Political scandals have strange ways of causing collateral damage.
The Internal Revenue Service has a major role in carrying out President Barack Obama's health care law, and Republicans are hoping the furor over federal tax enforcers singling out conservative groups will take down the Affordable Care Act.
There is a link, but it may only be coincidence. No one appears to have connected the dots factually, and it's unclear whether they will.
The IRS is highly involved in the health care law because financial assistance to help the uninsured afford coverage will be funneled through the tax system. At the same time, the IRS is also responsible for penalties on individuals and employers who fail to comply with the law's requirements.
But the really tantalizing connection is that a former head of the office that subjected tea-party groups seeking tax exemptions to tougher scrutiny is now running the tax agency's division in charge of implementing the health care law.
That official apparently switched roles before internal alarm bells went off about the problem. But feed all that into today's frenzied world of online speculation, and red-meat associations are irresistible.
In Saturday's weekly GOP radio and Internet address, Maryland Rep. Andy Harris tried to make the connection.
"If we've learned anything this week, it's that the IRS needs less power, not more," Harris said. "As matter of fact, it turns out that the IRS official who oversaw the operation that's under scrutiny for targeting conservatives is now in charge of the IRS's Obamacare office. You can't make this stuff up."
Earlier in the week, debating the latest GOP bill to try to repeal the health care law, Rep. Michele Bachmann, R-Minn., also reached for a link. Citing the IRS role in administering the law, she said:
"Under Obamacare, the average American will pay more, they'll get less, and now they have to worry that their government may punish them because of their beliefs."
Nonsense, says Rep. Sander Levin, D-Mich., ranking Democrat on the Ways and Means Committee, which oversees the IRS.
"There really isn't a tie," said Levin. "This is another effort by the Republicans to essentially try to score political points."
The head of the IRS health care office, Sarah Hall Ingram, was in charge of the tax exempt division when agents first started improperly targeting conservative groups over their applications for tax-exempt status. The fallout has already led to the ouster of acting IRS Commissioner Steven Miller, followed by the announcement that the current head of the division will retire.
But the IRS said Ingram was re-assigned to help the agency implement the health care law in December 2010, about six months before a Treasury inspector general's report said her subordinate, the director of exempt organizations, learned about the targeting.
"There isn't any evidence that Sarah Ingram had any inkling of the problems," said Levin. In contrast, Levin continued, ousted commissioner Miller failed to adequately inform Congress after he learned.
At a congressional hearing on the IRS scandal Friday, Miller was grilled by Rep.

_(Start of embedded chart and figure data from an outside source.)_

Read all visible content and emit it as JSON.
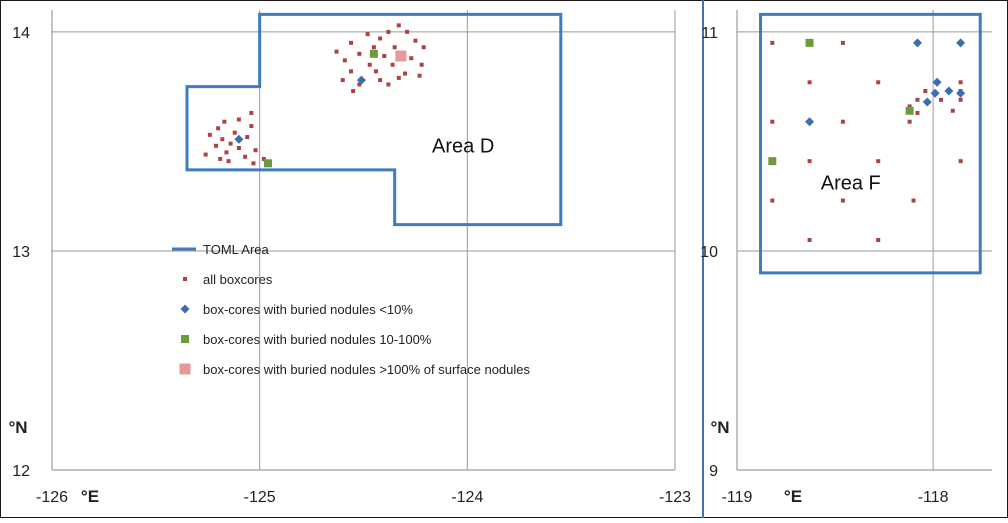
{
  "colors": {
    "toml": "#3C7CBF",
    "all_boxcores": "#A94442",
    "buried_lt10": "#3A6EB0",
    "buried_10_100": "#6E9A3E",
    "buried_gt100": "#E49A98",
    "grid": "#9A9A9A",
    "frame": "#1a1a1a",
    "divider": "#4A6FA5"
  },
  "chart_data": [
    {
      "type": "scatter",
      "panel": "left",
      "xlim": [
        -126,
        -123
      ],
      "ylim": [
        12,
        14.1
      ],
      "x_ticks": [
        -126,
        -125,
        -124,
        -123
      ],
      "y_ticks": [
        12,
        13,
        14
      ],
      "xlabel": "°E",
      "ylabel": "°N",
      "grid": true,
      "area_label": {
        "text": "Area D",
        "x": -124.02,
        "y": 13.45
      },
      "toml_polygon": [
        [
          -125.0,
          14.08
        ],
        [
          -123.55,
          14.08
        ],
        [
          -123.55,
          13.12
        ],
        [
          -124.35,
          13.12
        ],
        [
          -124.35,
          13.37
        ],
        [
          -125.35,
          13.37
        ],
        [
          -125.35,
          13.75
        ],
        [
          -125.0,
          13.75
        ]
      ],
      "legend": {
        "placement": "bottom-left",
        "items": [
          {
            "key": "toml",
            "label": "TOML Area",
            "marker": "line"
          },
          {
            "key": "all_boxcores",
            "label": "all boxcores",
            "marker": "dot"
          },
          {
            "key": "buried_lt10",
            "label": "box-cores with buried nodules <10%",
            "marker": "diamond"
          },
          {
            "key": "buried_10_100",
            "label": "box-cores with buried nodules 10-100%",
            "marker": "square"
          },
          {
            "key": "buried_gt100",
            "label": "box-cores with buried nodules >100% of surface nodules",
            "marker": "bigsquare"
          }
        ]
      },
      "series": [
        {
          "key": "all_boxcores",
          "marker": "dot",
          "points": [
            [
              -124.33,
              14.03
            ],
            [
              -124.38,
              14.0
            ],
            [
              -124.29,
              14.0
            ],
            [
              -124.48,
              13.99
            ],
            [
              -124.42,
              13.97
            ],
            [
              -124.25,
              13.96
            ],
            [
              -124.56,
              13.95
            ],
            [
              -124.45,
              13.93
            ],
            [
              -124.35,
              13.93
            ],
            [
              -124.21,
              13.93
            ],
            [
              -124.63,
              13.91
            ],
            [
              -124.52,
              13.9
            ],
            [
              -124.4,
              13.89
            ],
            [
              -124.27,
              13.88
            ],
            [
              -124.59,
              13.87
            ],
            [
              -124.47,
              13.85
            ],
            [
              -124.36,
              13.85
            ],
            [
              -124.22,
              13.85
            ],
            [
              -124.56,
              13.82
            ],
            [
              -124.44,
              13.82
            ],
            [
              -124.3,
              13.81
            ],
            [
              -124.6,
              13.78
            ],
            [
              -124.42,
              13.78
            ],
            [
              -124.33,
              13.79
            ],
            [
              -124.23,
              13.8
            ],
            [
              -124.52,
              13.76
            ],
            [
              -124.38,
              13.76
            ],
            [
              -124.55,
              13.73
            ],
            [
              -125.04,
              13.63
            ],
            [
              -125.1,
              13.6
            ],
            [
              -125.17,
              13.59
            ],
            [
              -125.04,
              13.57
            ],
            [
              -125.2,
              13.56
            ],
            [
              -125.12,
              13.54
            ],
            [
              -125.24,
              13.53
            ],
            [
              -125.06,
              13.52
            ],
            [
              -125.18,
              13.51
            ],
            [
              -125.14,
              13.49
            ],
            [
              -125.21,
              13.48
            ],
            [
              -125.1,
              13.47
            ],
            [
              -125.02,
              13.46
            ],
            [
              -125.16,
              13.45
            ],
            [
              -125.26,
              13.44
            ],
            [
              -125.07,
              13.43
            ],
            [
              -124.98,
              13.42
            ],
            [
              -125.19,
              13.42
            ],
            [
              -125.15,
              13.41
            ],
            [
              -125.03,
              13.4
            ]
          ]
        },
        {
          "key": "buried_lt10",
          "marker": "diamond",
          "points": [
            [
              -124.51,
              13.78
            ],
            [
              -125.1,
              13.51
            ]
          ]
        },
        {
          "key": "buried_10_100",
          "marker": "square",
          "points": [
            [
              -124.45,
              13.9
            ],
            [
              -124.96,
              13.4
            ]
          ]
        },
        {
          "key": "buried_gt100",
          "marker": "bigsquare",
          "points": [
            [
              -124.32,
              13.89
            ]
          ]
        }
      ]
    },
    {
      "type": "scatter",
      "panel": "right",
      "xlim": [
        -119,
        -117.7
      ],
      "ylim": [
        9,
        11.1
      ],
      "x_ticks": [
        -119,
        -118
      ],
      "y_ticks": [
        9,
        10,
        11
      ],
      "xlabel": "°E",
      "ylabel": "°N",
      "grid": true,
      "area_label": {
        "text": "Area F",
        "x": -118.42,
        "y": 10.28
      },
      "toml_polygon": [
        [
          -118.88,
          11.08
        ],
        [
          -117.76,
          11.08
        ],
        [
          -117.76,
          9.9
        ],
        [
          -118.88,
          9.9
        ]
      ],
      "series": [
        {
          "key": "all_boxcores",
          "marker": "dot",
          "points": [
            [
              -118.82,
              10.95
            ],
            [
              -118.46,
              10.95
            ],
            [
              -118.63,
              10.77
            ],
            [
              -118.28,
              10.77
            ],
            [
              -117.86,
              10.77
            ],
            [
              -117.86,
              10.73
            ],
            [
              -118.04,
              10.73
            ],
            [
              -117.86,
              10.69
            ],
            [
              -117.96,
              10.69
            ],
            [
              -118.08,
              10.69
            ],
            [
              -118.12,
              10.66
            ],
            [
              -117.9,
              10.64
            ],
            [
              -118.08,
              10.63
            ],
            [
              -118.82,
              10.59
            ],
            [
              -118.46,
              10.59
            ],
            [
              -118.12,
              10.59
            ],
            [
              -118.63,
              10.41
            ],
            [
              -118.28,
              10.41
            ],
            [
              -117.86,
              10.41
            ],
            [
              -118.82,
              10.23
            ],
            [
              -118.46,
              10.23
            ],
            [
              -118.1,
              10.23
            ],
            [
              -118.63,
              10.05
            ],
            [
              -118.28,
              10.05
            ]
          ]
        },
        {
          "key": "buried_lt10",
          "marker": "diamond",
          "points": [
            [
              -118.08,
              10.95
            ],
            [
              -117.86,
              10.95
            ],
            [
              -117.98,
              10.77
            ],
            [
              -117.92,
              10.73
            ],
            [
              -117.99,
              10.72
            ],
            [
              -117.86,
              10.72
            ],
            [
              -118.03,
              10.68
            ],
            [
              -118.63,
              10.59
            ]
          ]
        },
        {
          "key": "buried_10_100",
          "marker": "square",
          "points": [
            [
              -118.63,
              10.95
            ],
            [
              -118.12,
              10.64
            ],
            [
              -118.82,
              10.41
            ]
          ]
        }
      ]
    }
  ]
}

Pat Tiberi, R-Ohio, about Ingram's shift to running the IRS health care office.
Tiberi: "Why would you promote somebody to that position who was in charge of the exempt organization division, which certainly has had some controversy over the last couple years, under an investigation?
Miller: "Because she's a superb civil servant, sir."
Tiberi: "So she had nothing to do with this?"
Miller: "I wouldn't imagine so."
GOP lawmakers are smart to be looking for a connection, said Tom Davis, a former Republican congressman from Virginia, but must be careful not to overplay their hand.
The health care law "is 50-50 with the public on a good day," said Davis. "You put that together with the IRS and it's combustible. For Republicans, I think they need to go a little slower and get some facts in."
"I don't think it's just a couple of underlings, but they don't have any smoking gun yet," he added.
Though it plays a crucial role in carrying out the health care law, the IRS is part of the back-office operation. IRS agents won't be setting up health insurance markets, and they won't have a say in which health plans people get to pick or what doctors they see.
However, agency officials will determine who is eligible for financial assistance under the law — and who must pay penalties.
The reason the IRS is involved in what's essentially a social program is that lawmakers crafted the financial subsidies available under the health law as tax credits. The agency already administers another major social program, the earned income tax credit, which long ago surpassed welfare as the main source of government assistance for low-income families.
The IRS handles four major components of the health care law. The most important one is determining if individual Americans are entitled to new tax credits to help pay private insurance premiums. It's a complex calculation.
Keyed to income on a sliding scale, the credits are available starting in 2014 to households making up to four times the federal poverty level, or about $94,000 for a family of four. Individuals or families are eligible if they don't have affordable coverage on the job. But if you understate your income to get a bigger credit, you'll owe more taxes next year.
The agency is also in charge of assessing penalties on people who ignore the law's requirement to carry health insurance, which applies to virtually all Americans starting next year.
On the employer side, the IRS administers a tax credit to help small businesses with low-wage employees afford coverage, and it's also in charge of imposing penalties on companies with 50 or more employees that don't offer coverage.